Summary. Writing distributed Internet applications is difficult because they have to serve a huge number of requests, and the number of requests is highly variable and bursty. Moreover, the applications themselves are also complicated pieces of code. This paper introduces the staged event-driven architecture (SEDA) which has the following goals.
SEDA accomplishes these goals by structuring applications as a network of event-driven stages connected by explicit message queues and managed by dynamic resource controllers. That's a dense sentence, so let's elaborate.
Threading based concurrency models have scalability limitations due to the overheads of context switching, poor caching, synchronization, etc. The event-driven concurrency model involves nothing more than a single-threaded loop that reads messages and processes them. It avoids many of the scalability limitations that threading models face. In SEDA, the atomic unit of execution is a stage and is implemented using an event-driven concurrency model. Each stage has an input queue of messages which are read in batches by a thread pool and processed by a user-provided event handler which can in turn write messages to other stages.
A SEDA application is simply a network (i.e. graph) of interconnected stages. Notably, the input queue of every stage is finite. This means that when one stage tries to write data to the input queue of another stage, it may fail. When this happens, stages have to block (i.e. pushback), start dropping requests (i.e. load shedding), degrade service, deliver an error to the user, etc.

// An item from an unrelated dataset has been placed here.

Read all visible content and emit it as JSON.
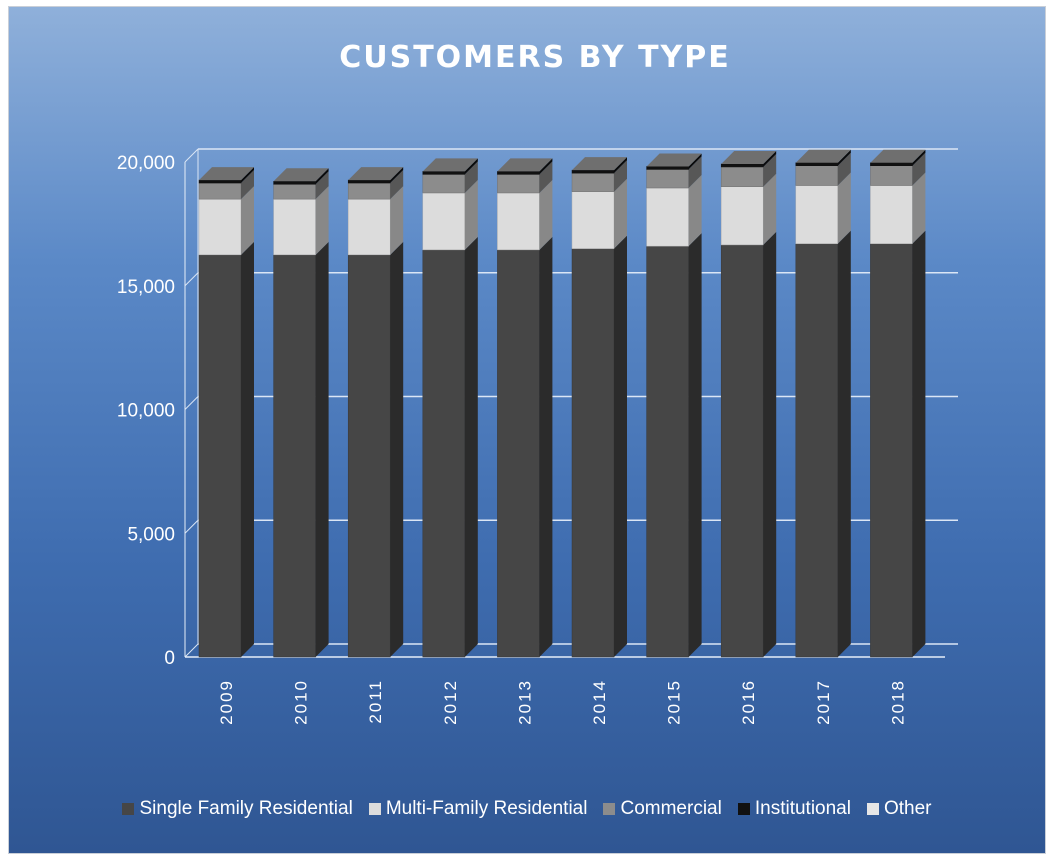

To ensure SEDA applications are well-conditioned, various resource managers tune SEDA application parameters to ensure consistent performance. For example, the thread pool controller scales the number of threads within stages based on the number of messages in its input queue. Similarly, the batching controller adjusts the size of the batch delivered to each event handler.
The authors developed a SEDA prototype in Java dubbed Sandstorm. As with all event-driven concurrency models, Sandstorm depends on asynchronous I/O libraries. It implements asynchronous network I/O as three stages using existing OS functionality (i.e. select/poll). It implements asynchronous file I/O using a dynamically resizable thread pool that issues synchronous calls; OS support for asynchronous file I/O was weak at the time. The authors evaluate Sandstorm by implementing and evaluating an HTTP server and Gnutella router.